The Rev. Amanda Borchik visits with a young patient at Monroe Carell Jr. Children’s Hospital at Vanderbilt in Nashville, Tenn. Borchik is staff chaplain at the facility. Photo by Cayce Long.

By Jim Patterson –

Flexibility is key for United Methodist chaplains as they cope with families who can’t see their loved ones – sometimes even dying loved ones – because of the coronavirus that has killed thousands as it spreads around the world.

United Methodist chaplains in hospitals, retirement communities, and hospices are all navigating new ground, as the personal contact they count on to help comfort their charges is eliminated or severely cut back. Giving emotional and pastoral support is much more difficult under these conditions.

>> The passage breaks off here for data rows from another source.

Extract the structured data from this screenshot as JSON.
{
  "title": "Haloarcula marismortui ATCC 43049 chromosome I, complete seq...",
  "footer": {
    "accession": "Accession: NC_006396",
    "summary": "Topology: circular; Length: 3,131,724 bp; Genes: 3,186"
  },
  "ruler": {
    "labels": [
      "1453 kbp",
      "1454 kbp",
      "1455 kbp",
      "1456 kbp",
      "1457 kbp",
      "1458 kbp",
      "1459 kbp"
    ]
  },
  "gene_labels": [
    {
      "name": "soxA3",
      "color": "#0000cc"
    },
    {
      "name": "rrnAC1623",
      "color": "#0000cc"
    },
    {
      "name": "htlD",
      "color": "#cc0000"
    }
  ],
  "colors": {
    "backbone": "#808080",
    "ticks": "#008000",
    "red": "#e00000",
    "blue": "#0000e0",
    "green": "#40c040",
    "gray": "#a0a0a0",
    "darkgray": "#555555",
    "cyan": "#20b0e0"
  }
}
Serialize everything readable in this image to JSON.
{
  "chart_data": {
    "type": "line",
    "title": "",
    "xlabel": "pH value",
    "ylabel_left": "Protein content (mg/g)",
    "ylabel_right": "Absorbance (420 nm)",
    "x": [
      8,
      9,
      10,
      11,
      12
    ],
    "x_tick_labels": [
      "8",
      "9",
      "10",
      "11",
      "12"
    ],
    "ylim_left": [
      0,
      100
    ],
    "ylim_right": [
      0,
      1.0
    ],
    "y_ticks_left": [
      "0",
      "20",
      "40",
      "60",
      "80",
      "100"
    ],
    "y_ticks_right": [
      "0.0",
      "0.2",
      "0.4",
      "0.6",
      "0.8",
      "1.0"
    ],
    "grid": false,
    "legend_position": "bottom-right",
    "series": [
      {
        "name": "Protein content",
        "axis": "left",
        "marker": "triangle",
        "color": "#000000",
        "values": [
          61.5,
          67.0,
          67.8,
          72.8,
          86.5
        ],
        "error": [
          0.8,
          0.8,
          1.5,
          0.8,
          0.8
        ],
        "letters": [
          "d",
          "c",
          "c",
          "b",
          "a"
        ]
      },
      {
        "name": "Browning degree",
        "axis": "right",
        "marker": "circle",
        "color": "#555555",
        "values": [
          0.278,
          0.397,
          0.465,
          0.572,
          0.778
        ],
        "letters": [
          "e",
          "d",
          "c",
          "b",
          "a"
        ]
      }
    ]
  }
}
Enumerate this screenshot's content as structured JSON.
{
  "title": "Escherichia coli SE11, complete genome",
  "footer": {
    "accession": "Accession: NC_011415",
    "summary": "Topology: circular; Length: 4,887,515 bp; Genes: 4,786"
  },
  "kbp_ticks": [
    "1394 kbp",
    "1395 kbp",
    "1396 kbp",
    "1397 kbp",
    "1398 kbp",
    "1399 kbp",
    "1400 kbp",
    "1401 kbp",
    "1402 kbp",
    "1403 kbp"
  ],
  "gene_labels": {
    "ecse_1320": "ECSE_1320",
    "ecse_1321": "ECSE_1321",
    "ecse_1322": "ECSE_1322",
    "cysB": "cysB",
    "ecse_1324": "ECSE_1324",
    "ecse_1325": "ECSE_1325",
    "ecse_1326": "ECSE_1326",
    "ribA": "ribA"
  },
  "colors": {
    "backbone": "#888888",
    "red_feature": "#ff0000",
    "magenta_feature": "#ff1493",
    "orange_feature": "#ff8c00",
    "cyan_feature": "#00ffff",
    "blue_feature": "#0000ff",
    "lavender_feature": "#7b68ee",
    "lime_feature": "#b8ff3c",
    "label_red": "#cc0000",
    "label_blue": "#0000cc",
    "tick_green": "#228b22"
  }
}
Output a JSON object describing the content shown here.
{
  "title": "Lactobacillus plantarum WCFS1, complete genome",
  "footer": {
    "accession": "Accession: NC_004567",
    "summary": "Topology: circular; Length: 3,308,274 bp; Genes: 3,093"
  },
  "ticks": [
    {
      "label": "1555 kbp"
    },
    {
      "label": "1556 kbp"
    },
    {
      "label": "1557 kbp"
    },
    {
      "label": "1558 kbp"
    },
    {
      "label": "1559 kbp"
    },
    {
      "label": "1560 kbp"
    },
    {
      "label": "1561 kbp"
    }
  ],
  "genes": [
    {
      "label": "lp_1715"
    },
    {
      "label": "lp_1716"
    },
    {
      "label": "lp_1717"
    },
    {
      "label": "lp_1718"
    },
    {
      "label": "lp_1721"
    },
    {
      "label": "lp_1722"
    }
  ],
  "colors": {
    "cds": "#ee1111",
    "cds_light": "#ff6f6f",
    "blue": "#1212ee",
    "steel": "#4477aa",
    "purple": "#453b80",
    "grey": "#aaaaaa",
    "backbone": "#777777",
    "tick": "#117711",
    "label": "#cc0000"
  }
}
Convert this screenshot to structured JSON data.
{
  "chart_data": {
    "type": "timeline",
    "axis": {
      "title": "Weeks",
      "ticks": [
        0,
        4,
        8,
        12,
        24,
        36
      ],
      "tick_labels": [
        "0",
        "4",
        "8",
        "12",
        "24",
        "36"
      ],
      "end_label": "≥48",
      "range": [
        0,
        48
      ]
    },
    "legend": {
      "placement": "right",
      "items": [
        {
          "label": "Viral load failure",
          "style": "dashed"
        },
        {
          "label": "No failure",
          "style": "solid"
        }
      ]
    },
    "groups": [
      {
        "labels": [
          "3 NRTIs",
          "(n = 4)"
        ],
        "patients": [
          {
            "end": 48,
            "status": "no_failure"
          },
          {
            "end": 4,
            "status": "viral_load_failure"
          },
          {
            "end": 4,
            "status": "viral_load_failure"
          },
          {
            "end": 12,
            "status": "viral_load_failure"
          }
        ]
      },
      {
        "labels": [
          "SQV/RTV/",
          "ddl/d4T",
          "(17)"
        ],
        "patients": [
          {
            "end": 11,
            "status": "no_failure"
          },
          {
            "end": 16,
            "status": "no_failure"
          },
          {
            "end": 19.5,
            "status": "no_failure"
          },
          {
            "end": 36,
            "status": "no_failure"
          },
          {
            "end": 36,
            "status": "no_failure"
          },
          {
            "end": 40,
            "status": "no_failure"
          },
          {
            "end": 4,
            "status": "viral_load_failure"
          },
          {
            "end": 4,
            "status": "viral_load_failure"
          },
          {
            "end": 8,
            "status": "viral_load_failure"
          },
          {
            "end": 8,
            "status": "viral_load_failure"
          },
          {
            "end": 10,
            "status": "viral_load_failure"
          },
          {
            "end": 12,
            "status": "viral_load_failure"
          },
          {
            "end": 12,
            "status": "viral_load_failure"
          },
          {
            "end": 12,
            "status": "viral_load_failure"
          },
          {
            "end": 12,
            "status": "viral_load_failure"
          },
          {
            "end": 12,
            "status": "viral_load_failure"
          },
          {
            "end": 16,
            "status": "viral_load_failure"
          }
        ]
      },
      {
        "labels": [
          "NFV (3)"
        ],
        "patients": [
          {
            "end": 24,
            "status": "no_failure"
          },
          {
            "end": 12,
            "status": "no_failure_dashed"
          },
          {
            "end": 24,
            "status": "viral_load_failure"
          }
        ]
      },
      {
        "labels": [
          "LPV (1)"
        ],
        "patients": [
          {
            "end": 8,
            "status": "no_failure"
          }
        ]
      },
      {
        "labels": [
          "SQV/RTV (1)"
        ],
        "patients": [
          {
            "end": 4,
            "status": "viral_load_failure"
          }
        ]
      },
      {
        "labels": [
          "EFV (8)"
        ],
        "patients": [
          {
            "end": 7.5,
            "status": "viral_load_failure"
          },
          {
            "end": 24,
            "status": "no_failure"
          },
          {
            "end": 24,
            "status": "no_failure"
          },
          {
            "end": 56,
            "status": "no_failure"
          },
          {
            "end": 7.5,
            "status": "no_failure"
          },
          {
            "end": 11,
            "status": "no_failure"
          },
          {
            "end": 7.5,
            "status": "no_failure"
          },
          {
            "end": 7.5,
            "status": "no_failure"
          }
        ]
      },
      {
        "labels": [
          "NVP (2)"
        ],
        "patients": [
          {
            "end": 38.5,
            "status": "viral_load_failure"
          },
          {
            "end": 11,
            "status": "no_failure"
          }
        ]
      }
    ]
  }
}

Heath screenings at facilities like Westminster Retirement Community in Winter Park, Florida, take time and senior management is not exempt, said the Rev. Jeffrey Parkkila, senior chaplain. “We’re temperature checked,” Parkkila said. “Anything over 99 (degrees) we’re not able to enter. … When I go home every night, I don’t know if I’m going to be able to return to work the next day.”

It’s part of a chaplain’s job to also be there for staff, in addition to patients and family members. “I’m trying to remain very focused on maintaining a standard of care that children and families would always receive here,” said the Rev. Amanda Borchik, staff chaplain at Monroe Carell Jr. Children’s Hospital at Vanderbilt in Nashville, Tennessee.

“And then also providing more care for our staff. … My congregation is nurses and doctors and respiratory therapists and physical therapists and social workers. Part of my job is to care for them.”

The trickiest question chaplains get in times like these is “Why?” “I think really faithful people have asked that question for a long time,” Borchik said. She noted that Jesus asked similar questions: “My God, my God, why hast thou forsaken me?” during his crucifixion and “Father, if you are willing, take this cup from me” in the Garden of Gethsemane.

Borchik said that such questions are often a way of lamenting a bad or tragic situation. “The Psalms also do that,” she said. Psalms 44, 60, 74, 79, 80, 85, and 90 are laments of deep sorrow usually evoked following natural disasters, plague, or oppression by other nations.

“Sometimes asking a question is a way to say something we don’t know how to say,” Borchik said. “So I’ve learned to hear that question as part of our grief and learned how to say, ‘I don’t know. But I am here, and I’m really sorry, and I know that God grieves with us.’”

Eric Markinson, hospice chaplain at CC Young Senior Living community in Dallas, said it’s important to remind Christians that Jesus experienced life and death so “we would remember that life continues without end in God’s presence.”

“Now that life and death are so acutely, electrically present in people’s hearts, bodies, and minds, I think it’s an even clearer reminder,” he said. “So I think faith for me is incredibly healing.”

Jim Patterson is a reporter for UM News based in Nashville, Tennessee.